Panasonic has announced a partnership with Mozilla that will see Firefox OS utilised in future Smart TV sets.
Firefox OS is an open source Linux-based operating system predominantly aimed at smartphones and tablets, but Panasonic plans to bring it to your living room.
The lightweight OS’s strength with HTML5 and other web technologies is seen as a good fit for the always-connected Smart TV. It’s suggested that things like EPGs (Electronic Program Guides) and other menus that are normally baked into TV sets will now be written in HTML5, which would make it easy for developers to write apps for smartphones and tablets to remotely control those TVs.
It also opens up the possibility of more personalised and adaptable interfaces, which anyone who’s used a modern Smart TV will see as a blessing. It would also be easier for a Firefox OS TV to hook up with other smart devices around your home, effectively turning it into an entertainment hub.

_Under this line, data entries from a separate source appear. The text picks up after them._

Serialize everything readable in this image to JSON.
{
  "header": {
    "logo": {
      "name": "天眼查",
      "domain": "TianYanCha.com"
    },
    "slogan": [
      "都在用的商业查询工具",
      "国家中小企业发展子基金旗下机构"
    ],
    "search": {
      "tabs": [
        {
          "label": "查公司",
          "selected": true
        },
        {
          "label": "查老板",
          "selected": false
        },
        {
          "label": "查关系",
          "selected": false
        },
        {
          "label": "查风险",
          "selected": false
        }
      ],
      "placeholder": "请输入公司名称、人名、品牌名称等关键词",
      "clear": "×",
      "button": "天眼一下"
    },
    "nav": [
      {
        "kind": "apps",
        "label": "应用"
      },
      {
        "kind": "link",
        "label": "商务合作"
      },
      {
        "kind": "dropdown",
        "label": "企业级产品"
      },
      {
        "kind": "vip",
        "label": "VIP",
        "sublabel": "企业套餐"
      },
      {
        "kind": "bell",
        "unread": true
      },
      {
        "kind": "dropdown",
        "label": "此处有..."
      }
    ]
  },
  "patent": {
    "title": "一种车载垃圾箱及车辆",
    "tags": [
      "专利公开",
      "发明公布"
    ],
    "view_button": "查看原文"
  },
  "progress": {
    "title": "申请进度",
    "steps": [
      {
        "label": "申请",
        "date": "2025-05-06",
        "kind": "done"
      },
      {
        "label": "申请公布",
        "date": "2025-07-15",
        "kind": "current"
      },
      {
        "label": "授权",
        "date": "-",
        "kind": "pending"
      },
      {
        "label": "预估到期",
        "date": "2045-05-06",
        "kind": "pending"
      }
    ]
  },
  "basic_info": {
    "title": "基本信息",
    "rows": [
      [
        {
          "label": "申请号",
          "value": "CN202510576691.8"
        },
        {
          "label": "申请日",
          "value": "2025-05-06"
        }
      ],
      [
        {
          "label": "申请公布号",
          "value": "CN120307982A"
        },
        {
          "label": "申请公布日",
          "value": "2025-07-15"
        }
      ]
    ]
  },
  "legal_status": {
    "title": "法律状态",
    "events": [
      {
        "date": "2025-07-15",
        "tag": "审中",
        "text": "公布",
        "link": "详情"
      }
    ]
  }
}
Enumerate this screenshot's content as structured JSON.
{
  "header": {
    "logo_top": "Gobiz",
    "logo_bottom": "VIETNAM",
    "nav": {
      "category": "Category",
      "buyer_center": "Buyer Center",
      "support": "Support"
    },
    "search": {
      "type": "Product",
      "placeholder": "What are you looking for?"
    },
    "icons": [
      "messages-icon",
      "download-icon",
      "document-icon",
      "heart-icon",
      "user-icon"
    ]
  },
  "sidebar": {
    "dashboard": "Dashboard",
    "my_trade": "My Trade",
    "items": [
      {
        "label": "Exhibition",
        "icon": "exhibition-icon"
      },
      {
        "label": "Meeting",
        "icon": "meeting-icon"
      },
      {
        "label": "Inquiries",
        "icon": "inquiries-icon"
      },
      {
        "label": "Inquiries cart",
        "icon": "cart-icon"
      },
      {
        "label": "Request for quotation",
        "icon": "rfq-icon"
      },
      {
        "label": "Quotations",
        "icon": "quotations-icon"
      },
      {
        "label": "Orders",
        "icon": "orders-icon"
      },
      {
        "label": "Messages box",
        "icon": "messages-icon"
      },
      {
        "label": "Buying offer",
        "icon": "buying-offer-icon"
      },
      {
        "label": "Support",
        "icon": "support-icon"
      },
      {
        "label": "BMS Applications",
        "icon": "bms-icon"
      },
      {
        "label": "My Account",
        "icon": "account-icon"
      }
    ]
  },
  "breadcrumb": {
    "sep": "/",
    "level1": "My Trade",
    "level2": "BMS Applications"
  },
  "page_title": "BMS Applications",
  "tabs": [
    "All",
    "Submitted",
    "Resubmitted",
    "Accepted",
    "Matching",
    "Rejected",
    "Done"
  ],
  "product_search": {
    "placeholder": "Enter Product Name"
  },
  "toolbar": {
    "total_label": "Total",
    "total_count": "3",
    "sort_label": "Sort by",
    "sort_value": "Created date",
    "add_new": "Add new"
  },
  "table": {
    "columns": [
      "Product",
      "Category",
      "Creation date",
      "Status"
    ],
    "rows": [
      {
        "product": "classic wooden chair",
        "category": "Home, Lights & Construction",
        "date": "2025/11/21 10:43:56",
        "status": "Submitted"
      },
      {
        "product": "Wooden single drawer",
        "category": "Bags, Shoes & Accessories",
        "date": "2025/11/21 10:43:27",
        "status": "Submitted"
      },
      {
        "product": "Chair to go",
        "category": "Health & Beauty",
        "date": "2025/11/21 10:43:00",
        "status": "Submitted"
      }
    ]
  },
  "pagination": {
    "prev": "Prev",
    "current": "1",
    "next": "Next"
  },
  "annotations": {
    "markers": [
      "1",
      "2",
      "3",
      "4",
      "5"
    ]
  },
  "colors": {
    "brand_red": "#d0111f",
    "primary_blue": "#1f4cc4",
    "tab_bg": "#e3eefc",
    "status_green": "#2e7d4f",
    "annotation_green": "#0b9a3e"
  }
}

With LG recently unveiling its new webOS-based television interface, it seems as if 2014 will be the year that TV manufacturers turn to the small screen for help in beating their unwieldy user interfaces into shape. And not before time, we’d suggest.
Panasonic doesn’t have any fresh Firefox OS-powered television hardware to show off at CES, which has just kicked off in Las Vegas, but it does suggest that we’ll see the first fruits of this partnership some time towards the end of 2014.